Internet of Hearts

The Internet of Hearts (IoH) is a new cardiac telemedicine system. It leverages wearable device, wireless sensing, mobile technology and cloud computing for continuous cardiac monitoring, early identification of acute cardiac events, timely delivery of life-saving, personalized therapies, and smart management of cardiac health. It involves both cardiac patients and cardiologists, and it is a Internet of Things (IoT) technology that specific to the cardiac healthcare.
History
The IoH is proposed by Dr. Hui Yang and Chen Kan from Harold and Inge Marcus Department of Industrial and Manufacturing Engineering, the Pennsylvania State University. The core technology of IoH was firstly patented in the year of 2012, which later appeared in the paper "Spatiotemporal differentiation of myocardial infarctions" in 2013. The complete idea of IoH was presented in the paper "Mobile sensing and network analytics for realizing smart automated systems towards health Internet of Things" in 2015 IEEE International Conference on Automation Science and Engineering (CASE 2015). This work is supported in part by the National Science Foundation (CMMI-1617148 and IIP-1447289).
Motivation
Since 2000, the Internet of Things has been hailed as a revolution of automation science and information technology. The IoT system deploys a multitude of wireless sensors, mobile computing units, and physical objects in an Internet-like infrastructure. This provides an unprecedented opportunity to realize smart automated systems such as smart manufacturing, smart health, smart transportation, and smart home. As every agent is capable of sensing, computing and communicating seamlessly to others, large-scale IoT systems lead to the accumulation of big data. Notably, wearable sensing and mobile technology accelerate human-centered computing for smart health management. People are of greater importance vis-à-vis other physical objects in the IoT system. Understanding human beings and their ambient variables is critical to developing smart automated systems. Rapid advancements of sensing technology lead to more sophisticated and multi-purpose wearable sensing products.
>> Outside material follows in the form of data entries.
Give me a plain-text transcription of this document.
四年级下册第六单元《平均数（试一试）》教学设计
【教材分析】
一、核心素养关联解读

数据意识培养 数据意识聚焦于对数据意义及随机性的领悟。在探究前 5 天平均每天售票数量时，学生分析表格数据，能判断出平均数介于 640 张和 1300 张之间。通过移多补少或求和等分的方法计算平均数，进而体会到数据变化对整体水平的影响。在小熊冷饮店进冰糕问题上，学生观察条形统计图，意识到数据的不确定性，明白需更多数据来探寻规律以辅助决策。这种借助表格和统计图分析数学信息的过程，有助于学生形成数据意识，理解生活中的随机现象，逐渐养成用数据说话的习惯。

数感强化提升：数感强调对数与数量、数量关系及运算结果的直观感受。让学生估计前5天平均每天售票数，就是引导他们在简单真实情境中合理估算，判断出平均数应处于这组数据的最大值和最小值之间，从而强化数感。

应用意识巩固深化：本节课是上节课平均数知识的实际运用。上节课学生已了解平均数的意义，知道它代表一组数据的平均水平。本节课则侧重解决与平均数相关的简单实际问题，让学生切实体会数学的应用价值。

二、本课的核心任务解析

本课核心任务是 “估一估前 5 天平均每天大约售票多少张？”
However, most of existing products (e.g., fitbit) focus on wearable sensing and fitness applications, while are limited in the capability for cardiac sensing and clinical applications. Very little work has been done to develop advanced IoT technologies for smart monitoring and control of heart health. It is worth mentioning that heart diseases are the leading cause of death in the world. In 2012, nearly 30% of global deaths (17.5 million) were due to cardiac diseases. There is an urgent need to develop a new IoT technology specific to the heart that will facilitate early identification of acute cardiac events, timely delivery of life-saving, personalized therapies, and smart management of heart health.
Components
Wireless ECG Sensing
The portable sensing device in IoH is not only able to record hospital-grade multi-lead ECG, but also comfortable, flexible and reliable to facilitate long-term continuous monitoring. Existing electrodes are foam-made, fixed-shape and attached to the skin by electrolyte gel. They do not adhere well to the irregular body surface, thereby resulting in artifacts during body movement. A new generation of ECG sensor is adopted in IoH, which is built on stretchable substrates that can stretch, fold, twist and wrap around complex surface of the skin. A Bluetooth LE module is included in the device to transmit ECG signals wirelessly to mobile devices.
Dynamic Network for Health Analytics
IoH leverages the network structure in large-scale IoT systems to enhance the information-processing capability of big data for disease pattern recognition using space-time Vectorcardiogram (VCG) signals. It is aimed at quantifying of spatiotemporal dissimilarity between functional recordings, which provides a great opportunity for the identification of cardiovascular diseases. However, due to phase shift and discrete sampling, two VCG signals can be misaligned, e.g., both signals show a typical pattern and yet there are variations in shape, amplitude and phase between them. The spatiotemporal warping approach optimally aligns P, QRS, and T loops in the VCG signals for two subjects in both space and time.<ref name=":0" /> Such an alignment is critical to compare the corresponding electrical activity of heart chambers. Further, IoH employs a network embedding algorithm for transforming the warping matrix into feature vectors that preserve the warping distances among functional recordings. As such, each VCG loop is embedded as a node (coordinates as predictive features) in the high-dimensional network that preserves the dissimilarity distance matrix. When a new VCG recording is presented in the practice, the pattern dissimilarity will be measured against the database of patients. Then, a new row and column will be obtained in the warping matrix, and a new node will be embedded in the high-dimensional network. Finally, classification models can be used to predict cardiac conditions with node coordinates (i.e., feature vectors).
Experiments
The core technology of IoH was evaluated using real-world data. As it is reported in the paper "Spatiotemporal differentiation of myocardial infarctions",<ref name=":0" /> the algorithm successfully distinguished between healthy control and myocardial infarction subjects, as well as between subjects with infarctions in different locations of the heart. In the paper "Mobile sensing and network analytics for realizing smart automated systems towards health Internet of Things",<ref name=":1" /> patients with different types of left bundle branch blocks were effectively separated by the core technology of IoH.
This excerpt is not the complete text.